Ami de longue date, Claude Zerez, réfugié syrien en France, lance une alarme. Il s'évertue à garder le contact avec les chrétiens restés sur place. Sa ville, Alep, est divisée depuis des années en quartiers, les uns sous contrôle islamiste, les autres encore sous l'autorité du gouvernement laïque. Une guerre effroyable s'y éternise, nourrie par des puissances extérieures, embrouillée par tant de doubles ou triples jeux diplomatiques.
Ces derniers mois, la partie contrôlée par les djihadistes, non seulement ceux de l'Etat islamique mais par les alliés de l'Arabie saoudite, s'est trouvée assiégée, la route d'où ils recevaient leurs armes était coupée. Les médias ont rapporté l'horreur jour après jour: population affamée, hôpitaux démolis, chaos dans les ruines.

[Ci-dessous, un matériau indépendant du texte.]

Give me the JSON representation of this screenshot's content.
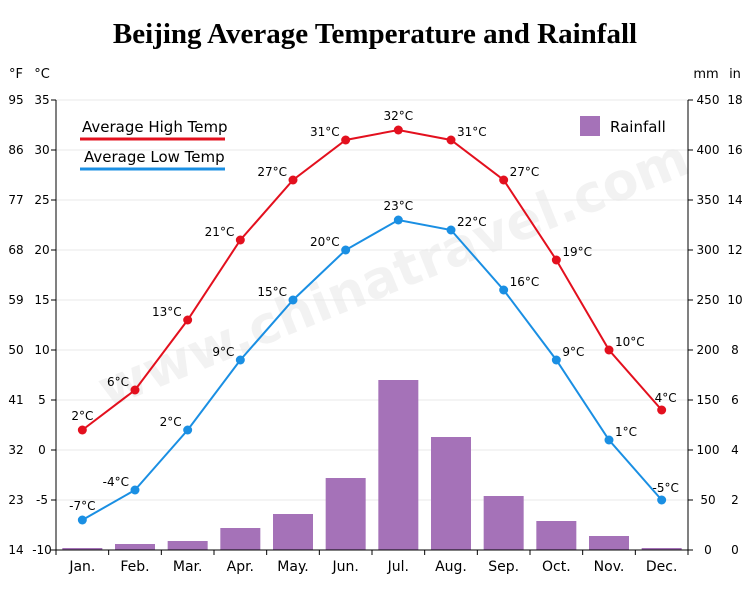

Or, le conflit bascule. Sans gros titres. Sans images à la télévision. Une simple lettre...
«L'armée syrienne avait, la semaine dernière, gagné une bataille en libérant le quartier de Bani Zeid qui surplombe la ville et d'où les rebelles-terroristes lançaient leurs mortiers et fusées sur les quartiers civils d'Alep depuis quatre ans. Et on nous promettait la libération prochaine des autres quartiers d'Alep occupés par les rebelles.
Hélas, les combats qui faisaient rage depuis trois jours autour de la seule route qui relie Alep au reste du monde dans la région de Ramoussé ont permis aux terroristes de prendre la route et de la couper.